JESSAMINE COUNTY, Ky. (WTVQ) – Friday, Jessamine County’s Sheriff says Joshua Fite handed in his resignation Thursday and was accepted immediately.
Fite’s resignation are following his participation in a homophobic video on social media, he also shared, earlier this week.
The Sheriff’s Office says the actions portrayed in the video do not reflect the values of the Sheriff’s Office nor the code of ethics deputies are required to uphold.
— ORIGINAL STORY BELOW —
JESSAMINE COUNTY, Ky. (WTVQ) – A Jessamine County deputy was suspended Wednesday without pay after he appeared in a homophobic video posted on TikTok October 27, 2020, according to authorities.
Officials at the Jessamine County Sheriff’s Office said, Deputy Joshua Fite, who is in uniform in the video, faces disciplinary action as a result of the video, which was posted on another person’s site.
Lt. Anthony Purcell confirmed the internal investigation and the deputy’s identity.
Deputies say the other person in the video is not associated with the Sheriff’s Department.
The issue has opened a new debate among social media users.
In a post on the department’s Facebook page, Sheriff Kevin Corman, said he had directed a deputy to remove “a video to their personal Facebook page that had content that is degrading and demeaning. As the Sheriff of Jessamine County I would like to assure you this type of behavior is not condoned and will not be tolerated by this office. As Sheriff, I strive to provide services to Jessamine County free of discrimination and that reflects equality.”
“As part of our policy regarding social media usage I immediately ordered the Deputy to remove the post and the content was removed from his page.
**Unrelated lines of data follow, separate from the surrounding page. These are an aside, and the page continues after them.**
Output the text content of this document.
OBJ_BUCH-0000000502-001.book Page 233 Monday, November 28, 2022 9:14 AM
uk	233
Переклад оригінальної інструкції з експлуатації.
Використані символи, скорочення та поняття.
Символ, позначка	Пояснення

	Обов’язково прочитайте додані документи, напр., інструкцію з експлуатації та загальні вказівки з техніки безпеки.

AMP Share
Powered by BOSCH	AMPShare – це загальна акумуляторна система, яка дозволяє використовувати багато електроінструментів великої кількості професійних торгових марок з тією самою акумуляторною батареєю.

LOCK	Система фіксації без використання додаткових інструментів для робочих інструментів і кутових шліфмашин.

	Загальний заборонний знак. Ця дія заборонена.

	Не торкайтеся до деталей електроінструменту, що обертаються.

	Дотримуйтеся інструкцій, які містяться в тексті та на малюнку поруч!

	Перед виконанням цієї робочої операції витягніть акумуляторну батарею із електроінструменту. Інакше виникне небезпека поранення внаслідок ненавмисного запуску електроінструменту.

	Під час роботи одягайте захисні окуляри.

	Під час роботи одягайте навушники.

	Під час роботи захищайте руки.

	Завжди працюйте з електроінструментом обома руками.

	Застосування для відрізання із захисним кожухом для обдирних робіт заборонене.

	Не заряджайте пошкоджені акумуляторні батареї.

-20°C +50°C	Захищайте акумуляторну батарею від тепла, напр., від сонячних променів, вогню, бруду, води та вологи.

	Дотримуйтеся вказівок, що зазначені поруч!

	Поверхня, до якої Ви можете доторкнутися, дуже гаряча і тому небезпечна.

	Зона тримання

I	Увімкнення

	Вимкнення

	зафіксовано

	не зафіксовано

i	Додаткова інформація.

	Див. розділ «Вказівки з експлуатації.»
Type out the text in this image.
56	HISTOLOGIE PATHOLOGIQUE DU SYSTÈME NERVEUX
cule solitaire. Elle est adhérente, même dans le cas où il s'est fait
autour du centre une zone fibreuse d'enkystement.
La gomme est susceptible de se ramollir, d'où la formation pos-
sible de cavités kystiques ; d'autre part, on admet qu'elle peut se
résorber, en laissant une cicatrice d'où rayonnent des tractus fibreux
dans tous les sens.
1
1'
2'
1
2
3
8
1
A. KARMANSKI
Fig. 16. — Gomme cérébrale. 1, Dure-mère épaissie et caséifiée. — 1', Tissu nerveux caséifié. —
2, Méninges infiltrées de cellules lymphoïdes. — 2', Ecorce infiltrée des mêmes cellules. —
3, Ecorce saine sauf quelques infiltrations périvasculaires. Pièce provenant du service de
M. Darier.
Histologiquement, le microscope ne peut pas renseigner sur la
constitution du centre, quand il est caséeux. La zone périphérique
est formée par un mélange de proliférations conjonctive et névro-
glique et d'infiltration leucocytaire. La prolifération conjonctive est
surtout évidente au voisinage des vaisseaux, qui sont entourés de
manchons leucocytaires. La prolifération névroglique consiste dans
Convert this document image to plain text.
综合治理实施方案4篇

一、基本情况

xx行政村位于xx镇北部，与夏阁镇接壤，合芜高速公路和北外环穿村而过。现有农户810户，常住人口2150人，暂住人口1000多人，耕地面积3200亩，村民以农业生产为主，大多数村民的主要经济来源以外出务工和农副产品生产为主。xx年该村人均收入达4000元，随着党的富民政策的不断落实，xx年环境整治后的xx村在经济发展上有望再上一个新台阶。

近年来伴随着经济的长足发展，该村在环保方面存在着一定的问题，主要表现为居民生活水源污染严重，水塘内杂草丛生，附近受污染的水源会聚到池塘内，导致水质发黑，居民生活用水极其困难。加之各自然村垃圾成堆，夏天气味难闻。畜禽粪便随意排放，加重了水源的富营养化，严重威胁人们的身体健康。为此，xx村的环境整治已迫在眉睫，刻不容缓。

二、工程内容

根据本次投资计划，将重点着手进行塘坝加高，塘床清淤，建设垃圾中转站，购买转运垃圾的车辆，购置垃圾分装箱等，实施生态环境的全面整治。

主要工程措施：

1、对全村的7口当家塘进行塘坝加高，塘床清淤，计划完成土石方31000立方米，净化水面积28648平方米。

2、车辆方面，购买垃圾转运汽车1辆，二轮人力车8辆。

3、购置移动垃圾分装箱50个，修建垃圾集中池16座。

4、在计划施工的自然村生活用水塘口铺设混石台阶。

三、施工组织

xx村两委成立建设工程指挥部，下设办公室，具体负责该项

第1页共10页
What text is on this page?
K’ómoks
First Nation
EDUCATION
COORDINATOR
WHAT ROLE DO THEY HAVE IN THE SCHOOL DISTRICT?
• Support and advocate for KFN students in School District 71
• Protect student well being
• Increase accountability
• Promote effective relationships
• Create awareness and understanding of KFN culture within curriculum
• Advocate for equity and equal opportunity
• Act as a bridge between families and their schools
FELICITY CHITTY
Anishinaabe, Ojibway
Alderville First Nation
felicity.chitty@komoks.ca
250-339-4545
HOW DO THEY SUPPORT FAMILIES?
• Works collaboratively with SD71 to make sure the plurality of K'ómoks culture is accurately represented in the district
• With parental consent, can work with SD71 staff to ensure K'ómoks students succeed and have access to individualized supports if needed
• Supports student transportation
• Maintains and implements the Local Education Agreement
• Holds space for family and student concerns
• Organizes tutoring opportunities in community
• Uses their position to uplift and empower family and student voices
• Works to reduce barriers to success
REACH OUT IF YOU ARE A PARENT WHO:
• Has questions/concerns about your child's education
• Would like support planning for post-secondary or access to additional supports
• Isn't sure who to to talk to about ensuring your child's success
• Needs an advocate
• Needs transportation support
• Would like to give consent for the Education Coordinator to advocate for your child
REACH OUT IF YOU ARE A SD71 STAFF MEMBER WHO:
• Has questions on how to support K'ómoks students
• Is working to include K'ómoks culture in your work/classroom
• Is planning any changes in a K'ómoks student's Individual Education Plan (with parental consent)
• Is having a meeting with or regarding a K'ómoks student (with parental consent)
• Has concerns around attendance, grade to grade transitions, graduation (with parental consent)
The behavior in question will be addressed and additional training will be provided to insure no future incidents like these occur. Please accept my sincere apology for the unprofessional and derogatory content of the deputy’s post,” Corman concluded.
Many viewers applauded the sheriff for his actions. But some suggested the deputy posted the material on his personal page and should have had a right to exercise free speech. The issue became more important because the deputy is wearing his taxpayer-funded attire.
Most government agencies have policies covering social media actions. The courts have ruled those policies are acceptable, in most cases, because employee behavior sheds light on the entire organization and can call into question judgement and bias.
As described in a WTVQ story recently, social media is increasingly a difficult situation for law enforcement because of issues it can raise with the public.